The private cemetery near the Meremõisa manor ruins, about 900 m west of Keila-Joa Manor, was also established by the Benckendorff family. The first person to be buried there in 1844 was count Alexander von Benckendorff, followed in 1857 by his wife Elizaveta. Altogether, 10 people have been buried at the cemetery, including several members of the Russian princely family of Volkonsky, related to Alexander von Benckendorff through his daughter Maria's marriage to prince Grigory Volkonsky. The graves were heavily damaged, the metal crosses and other decorative elements removed by soldiers stationed in a nearby garrison during the Soviet occupation of Estonia. The same fate befell the small chapel in Historicist style, erected at the cemetery sometime in the mid-19th century.

==Meremõisa resort==

In the 1930s, Meremõisa was designated as the location for a government resort. The construction of summer houses for the government ministers began in 1934 and the first four were completed by summer 1935. The resort was a gated community, and in 1936 public access to the beach and mouth of Keila River was blocked off on security reasons. The resort was also used by the first President of Estonia Konstantin Päts and the commander‑in‑chief of the armed forces Johan Laidoner.

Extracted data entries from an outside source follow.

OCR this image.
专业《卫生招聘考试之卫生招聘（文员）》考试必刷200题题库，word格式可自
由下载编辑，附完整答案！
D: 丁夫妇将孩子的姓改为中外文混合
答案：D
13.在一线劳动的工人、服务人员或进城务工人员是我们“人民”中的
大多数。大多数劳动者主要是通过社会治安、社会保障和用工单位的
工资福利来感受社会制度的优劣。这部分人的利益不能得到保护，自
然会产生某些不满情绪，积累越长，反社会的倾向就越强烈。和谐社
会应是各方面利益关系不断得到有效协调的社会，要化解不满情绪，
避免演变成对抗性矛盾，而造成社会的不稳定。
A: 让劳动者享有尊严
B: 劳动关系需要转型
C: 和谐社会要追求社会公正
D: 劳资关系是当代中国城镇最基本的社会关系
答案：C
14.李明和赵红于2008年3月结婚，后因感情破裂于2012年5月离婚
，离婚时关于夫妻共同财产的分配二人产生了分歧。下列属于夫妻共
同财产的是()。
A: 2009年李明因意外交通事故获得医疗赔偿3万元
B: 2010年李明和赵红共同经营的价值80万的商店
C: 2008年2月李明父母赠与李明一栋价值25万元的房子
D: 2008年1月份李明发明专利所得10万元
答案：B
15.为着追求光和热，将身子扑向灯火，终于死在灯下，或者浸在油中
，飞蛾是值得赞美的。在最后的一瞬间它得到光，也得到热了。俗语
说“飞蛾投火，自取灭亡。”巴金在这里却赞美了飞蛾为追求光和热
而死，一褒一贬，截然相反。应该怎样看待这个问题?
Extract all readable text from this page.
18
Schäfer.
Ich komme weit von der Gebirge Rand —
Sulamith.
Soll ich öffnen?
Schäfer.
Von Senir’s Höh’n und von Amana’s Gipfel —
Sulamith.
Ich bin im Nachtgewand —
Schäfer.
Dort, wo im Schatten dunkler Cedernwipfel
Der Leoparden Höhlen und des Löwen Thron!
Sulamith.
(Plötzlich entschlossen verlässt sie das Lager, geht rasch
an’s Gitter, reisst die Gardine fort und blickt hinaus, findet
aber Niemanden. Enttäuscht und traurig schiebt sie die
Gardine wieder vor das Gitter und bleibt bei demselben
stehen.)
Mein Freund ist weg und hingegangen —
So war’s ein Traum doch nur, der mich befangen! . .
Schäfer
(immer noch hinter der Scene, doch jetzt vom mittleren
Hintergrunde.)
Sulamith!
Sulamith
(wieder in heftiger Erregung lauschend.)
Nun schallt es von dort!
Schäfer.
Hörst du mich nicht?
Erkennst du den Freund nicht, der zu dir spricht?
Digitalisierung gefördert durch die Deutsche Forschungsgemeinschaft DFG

Under the Soviet occupation, the resort belonged to the Council of Ministers of the Estonian Soviet Socialist Republic. Many new summer houses were constructed, the most notable of which are two villas erected between 1987 and 1989 for the First Secretary of the Communist Party of Estonia Karl Vaino. By the end of the Soviet rule in 1991 there were 47 summer houses in total that were transferred to the Government Office that continued renting them out as holiday homes to government ministers and officials, as well as to members of Riigikogu. In 2002, the decision was taken to sell the resort, and in 2003 the summer houses were bought for 52.7 million Estonian kroons by Kalev Real Estate Company. The company further sold them to well-known Estonian businessmen and politicians (including Edgar Savisaar, Jaan Toots, Oliver Kruuda, and Aleksei Morozov), some of whom still own the property. In addition, 76 new estates were established and sold. The former resort operates as a gated community and maintains a private boat harbour on Keila River.